A hopelessly romantic view of Tibetan peasant life is offered in this 1994 black and white documentary by William Bacon, but its saving grace it that its focus is – for once – not on the religious and cultural life of Tibet, which has got so much coverage elsewhere but on the ordinary day-to-day life of the people, who are trying to eke out a living on the plateau, and the challenges they face from imposed Chinese development, which, even in those days was destructive of the land and resources of the country.
Since then, of course, development has moved on apace, and now, with the influx of Han Chinese into the country there is simply no way that the country can ever be the same again, so like the earlier documentary I showed in January (The Lost World of Tibet), which focused on the period from 1930s – 1950s, we are again seeing in this documentary a way of life that has virtually passed away – but one so much closer to our own times that it gets almost uncomfortable.

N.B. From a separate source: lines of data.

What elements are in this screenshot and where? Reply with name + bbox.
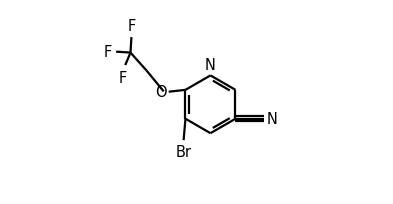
Text: O: O — [155, 85, 167, 100]
Text: N: N — [267, 112, 278, 127]
Text: F: F — [119, 71, 127, 85]
Text: F: F — [104, 45, 112, 60]
Text: F: F — [127, 19, 136, 34]
Text: N: N — [205, 58, 216, 73]
Text: Br: Br — [176, 144, 192, 159]
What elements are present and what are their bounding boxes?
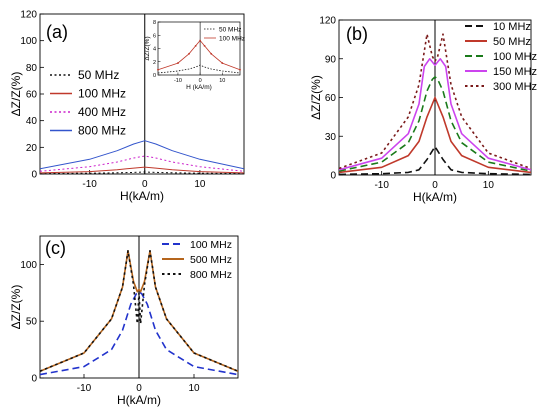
legend-entry: 100 MHz	[493, 51, 537, 63]
legend-entry: 10 MHz	[493, 21, 531, 33]
inset-chart: 0 2 4 6 8 -10 0 10 H (kA/m) ΔZ/Z(%) 50 MHz 100 MHz	[144, 20, 245, 91]
y-tick-label: 60	[26, 90, 38, 101]
x-tick-label: 0	[432, 180, 438, 191]
y-axis-label: ΔZ/Z(%)	[9, 72, 23, 117]
legend-entry: 400 MHz	[78, 105, 126, 119]
series-line-100-mhz	[40, 290, 238, 376]
y-tick-label: 40	[26, 116, 38, 127]
inset-series-point	[194, 44, 197, 47]
inset-legend-entry: 50 MHz	[219, 26, 241, 33]
y-tick-label: 120	[319, 16, 336, 27]
inset-series-point	[188, 52, 190, 55]
x-tick-label: 10	[188, 383, 200, 394]
y-tick-label: 80	[26, 63, 38, 74]
inset-x-tick-label: -10	[174, 78, 182, 84]
inset-y-tick-label: 8	[153, 20, 156, 26]
legend-entry: 100 MHz	[78, 87, 126, 101]
x-tick-label: 10	[194, 179, 206, 190]
legend-entry: 50 MHz	[78, 68, 119, 82]
chart-panel-b: 0 30 60 90 120 -10 0 10 H(kA/m) ΔZ/Z(%) (b) 10 MHz 5…	[309, 16, 537, 205]
panel-label: (c)	[45, 238, 66, 258]
legend-entry: 150 MHz	[493, 66, 537, 78]
y-tick-label: 30	[325, 132, 337, 143]
inset-series-point	[199, 39, 202, 42]
legend: 100 MHz 500 MHz 800 MHz	[162, 239, 232, 281]
y-axis-label: ΔZ/Z(%)	[309, 75, 323, 120]
x-axis-label: H(kA/m)	[117, 393, 161, 407]
series-line-100-mhz	[40, 166, 244, 174]
inset-y-tick-label: 0	[153, 73, 156, 79]
y-tick-label: 0	[330, 171, 336, 182]
series-line-150-mhz	[339, 57, 531, 171]
inset-series-point	[177, 62, 179, 64]
inset-series-point	[210, 52, 213, 55]
legend-entry: 300 MHz	[493, 81, 537, 93]
series-line-400-mhz	[40, 155, 244, 172]
series-line-800-mhz	[40, 140, 244, 170]
series-line-50-mhz	[339, 96, 531, 174]
inset-y-tick-label: 2	[153, 60, 156, 66]
panel-label: (b)	[346, 24, 368, 44]
series-line-800-mhz	[40, 250, 238, 372]
y-tick-label: 120	[20, 10, 37, 21]
x-tick-label: 0	[136, 383, 142, 394]
legend-entry: 100 MHz	[190, 239, 232, 251]
inset-y-axis-label: ΔZ/Z(%)	[144, 36, 151, 60]
x-tick-label: 0	[142, 179, 148, 190]
y-tick-label: 100	[20, 260, 37, 271]
legend: 50 MHz 100 MHz 400 MHz 800 MHz	[50, 68, 126, 138]
legend-entry: 800 MHz	[190, 269, 232, 281]
series-group	[40, 250, 238, 376]
series-line-50-mhz	[40, 171, 244, 174]
y-tick-label: 60	[325, 93, 337, 104]
inset-series-point	[239, 68, 241, 71]
y-tick-label: 0	[31, 374, 37, 385]
inset-series-point	[203, 44, 206, 47]
x-tick-label: 10	[483, 180, 495, 191]
x-tick-label: -10	[77, 383, 92, 394]
inset-x-axis-label: H (kA/m)	[186, 84, 212, 91]
inset-x-tick-label: 10	[219, 78, 225, 84]
x-axis-label: H(kA/m)	[120, 189, 164, 203]
inset-legend-entry: 100 MHz	[219, 35, 245, 42]
x-tick-label: -10	[374, 180, 389, 191]
x-axis-label: H(kA/m)	[413, 190, 457, 204]
y-tick-label: 90	[325, 54, 337, 65]
inset-series-point	[157, 68, 159, 71]
inset-series-line	[157, 64, 241, 74]
inset-frame	[157, 21, 241, 76]
inset-x-tick-label: 0	[199, 78, 202, 84]
y-axis-label: ΔZ/Z(%)	[9, 285, 23, 330]
series-group	[40, 140, 244, 174]
series-line-300-mhz	[339, 33, 531, 170]
series-line-100-mhz	[339, 76, 531, 172]
legend-entry: 500 MHz	[190, 254, 232, 266]
legend-entry: 800 MHz	[78, 124, 126, 138]
y-tick-label: 0	[31, 170, 37, 181]
series-line-10-mhz	[339, 145, 531, 175]
series-group	[339, 33, 531, 175]
legend: 10 MHz 50 MHz 100 MHz 150 MHz 300 MHz	[465, 21, 537, 93]
chart-panel-c: 0 50 100 -10 0 10 H(kA/m) ΔZ/Z(%) (c) 100 MHz 500 …	[9, 235, 239, 407]
y-tick-label: 50	[26, 317, 38, 328]
inset-series-point	[221, 62, 224, 64]
x-tick-label: -10	[82, 179, 97, 190]
y-tick-label: 20	[26, 143, 38, 154]
inset-y-tick-label: 4	[153, 47, 156, 53]
legend-entry: 50 MHz	[493, 36, 531, 48]
inset-y-tick-label: 6	[153, 33, 156, 39]
panel-label: (a)	[46, 22, 68, 42]
y-tick-label: 100	[20, 36, 37, 47]
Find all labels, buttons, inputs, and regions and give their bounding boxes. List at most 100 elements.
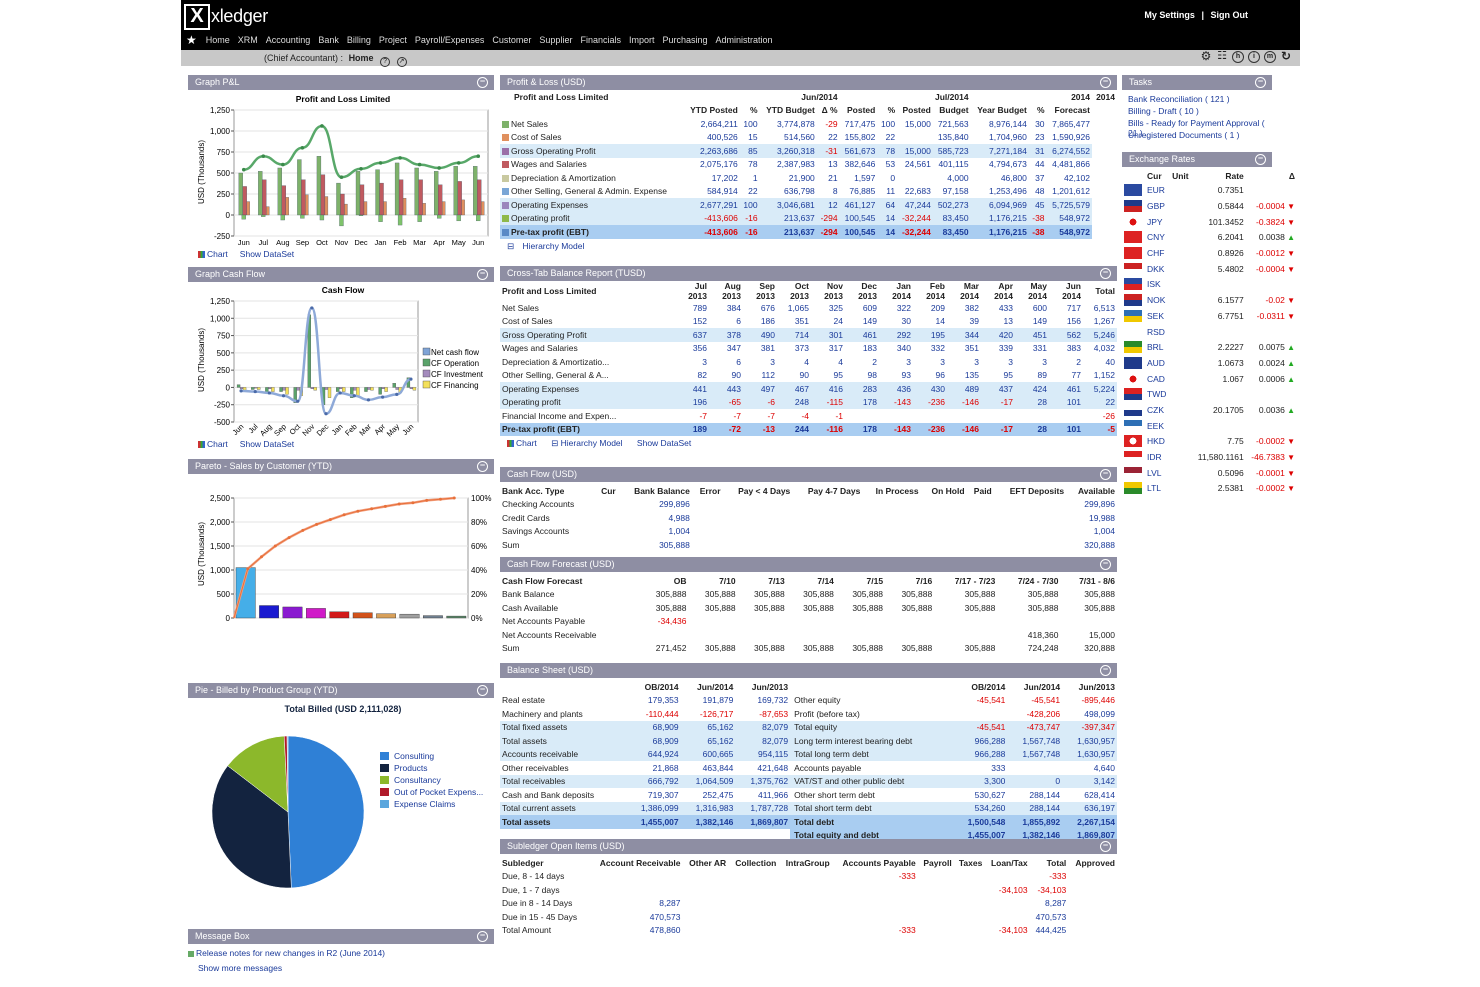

The film ends with the Dalai Lama’s hopes expressed in his talk in Hawaii:
It is my dream that the entire Tibetan plateau should become a free refuge, where humanity and nature can live in peace and in harmonious balance. It would be a place where people from all over the world could come to seek the meaning of peace within themselves, away from the tensions and pressures of much of the rest of the world.
The chances of the Dalai Lama’s dream coming true seem to recede further and further into the misty past.